Function JobRVO.LinearProgram3D

LinearProgram3D (NativeArray<ORCALine> lines, int numLines, int numFixedLines, int beginLine, float radius, ref float2 result, NativeArray<ORCALine> scratchBuffer)

Finds the velocity with the smallest maximum penetration into the given half-planes.

Public Static
void LinearProgram3D (

NativeArray<ORCALine>

lines

The half-planes of all obstacles and agents.

int

numLines

The number of half-planes in lines.

int

numFixedLines

The number of half-planes in lines which are fixed (0..numFixedLines). These will be treated as static obstacles which should be avoided at all costs.

int

beginLine

The index of the first half-plane in lines for which the previous optimization failed (see LinearProgram2Output.firstFailedLineIndex).

float

radius

Maximum possible speed. This represents a circular velocity obstacle.

ref float2

result

Input is best velocity as output by LinearProgram2D. Output is the new best velocity. The velocity with the smallest maximum penetration into the given half-planes.

NativeArray<ORCALine>

scratchBuffer

A buffer of length at least numLines to use for scratch space.

)

Finds the velocity with the smallest maximum penetration into the given half-planes.

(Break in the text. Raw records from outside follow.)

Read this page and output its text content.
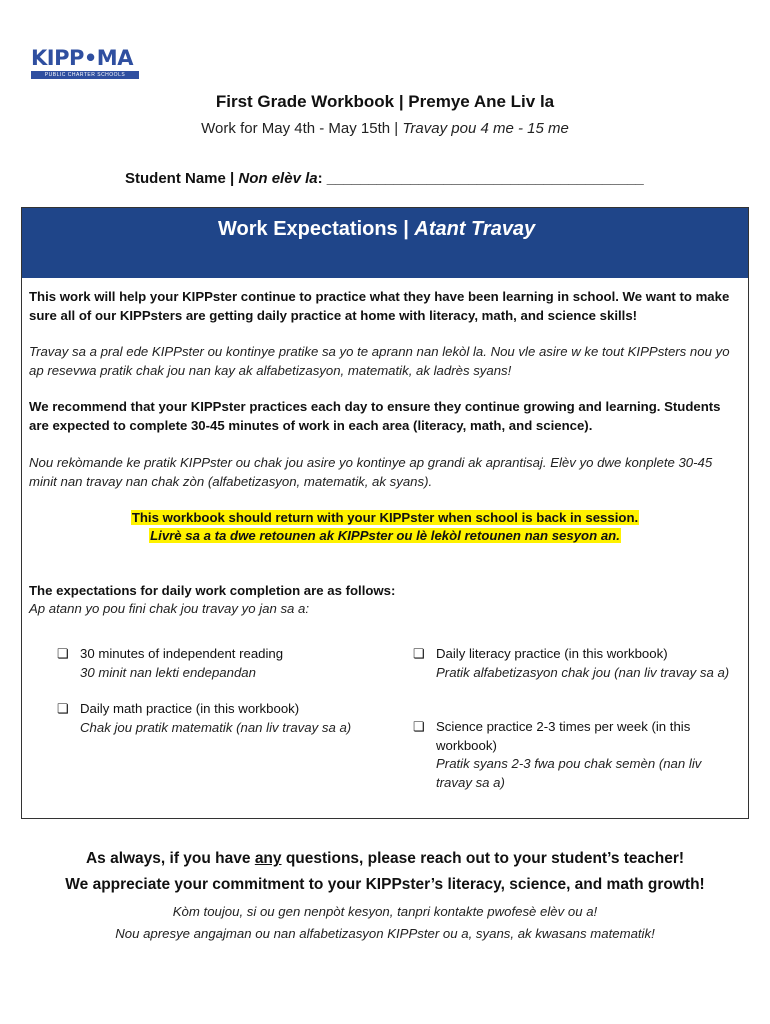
KIPP•MA
PUBLIC CHARTER SCHOOLS
First Grade Workbook | Premye Ane Liv la
Work for May 4th - May 15th | Travay pou 4 me - 15 me
Student Name | Non elèv la: ______________________________________
Work Expectations | Atant Travay
This work will help your KIPPster continue to practice what they have been learning in school. We want to make sure all of our KIPPsters are getting daily practice at home with literacy, math, and science skills!
Travay sa a pral ede KIPPster ou kontinye pratike sa yo te aprann nan lekòl la. Nou vle asire w ke tout KIPPsters nou yo ap resevwa pratik chak jou nan kay ak alfabetizasyon, matematik, ak ladrès syans!
We recommend that your KIPPster practices each day to ensure they continue growing and learning. Students are expected to complete 30-45 minutes of work in each area (literacy, math, and science).
Nou rekòmande ke pratik KIPPster ou chak jou asire yo kontinye ap grandi ak aprantisaj. Elèv yo dwe konplete 30-45 minit nan travay nan chak zòn (alfabetizasyon, matematik, ak syans).
This workbook should return with your KIPPster when school is back in session.
Livrè sa a ta dwe retounen ak KIPPster ou lè lekòl retounen nan sesyon an.
The expectations for daily work completion are as follows:
Ap atann yo pou fini chak jou travay yo jan sa a:
❏ 30 minutes of independent reading
30 minit nan lekti endepandan
❏ Daily math practice (in this workbook)
Chak jou pratik matematik (nan liv travay sa a)
❏ Daily literacy practice (in this workbook)
Pratik alfabetizasyon chak jou (nan liv travay sa a)
❏ Science practice 2-3 times per week (in this workbook)
Pratik syans 2-3 fwa pou chak semèn (nan liv travay sa a)
As always, if you have any questions, please reach out to your student’s teacher!
We appreciate your commitment to your KIPPster’s literacy, science, and math growth!
Kòm toujou, si ou gen nenpòt kesyon, tanpri kontakte pwofesè elèv ou a!
Nou apresye angajman ou nan alfabetizasyon KIPPster ou a, syans, ak kwasans matematik!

Assumes there are no points in the feasible region of the given half-planes.

Runs a 3-dimensional linear program, but projected down to 2D. If there are no feasible regions outside all half-planes then we want to find the velocity for which the maximum penetration into infeasible regions is minimized. Conceptually we can solve this by taking our half-planes, and moving them outwards at a fixed speed until there is exactly 1 feasible point. We can formulate this in 3D space by thinking of the half-planes in 3D (velocity.x, velocity.y, penetration-depth) space, as sloped planes. Moving the planes outwards then corresponds to decreasing the z coordinate. In 3D space we want to find the point above all planes with the lowest z coordinate. We do this by going through each plane and testing if it is possible that this plane is the one with the maximum penetration. If so, we know that the point will lie on the portion of that plane bounded by the intersections with the other planes. We generate projected half-planes which represent the intersections with the other 3D planes, and then we run a new optimization to find the point which penetrates this half-plane the least.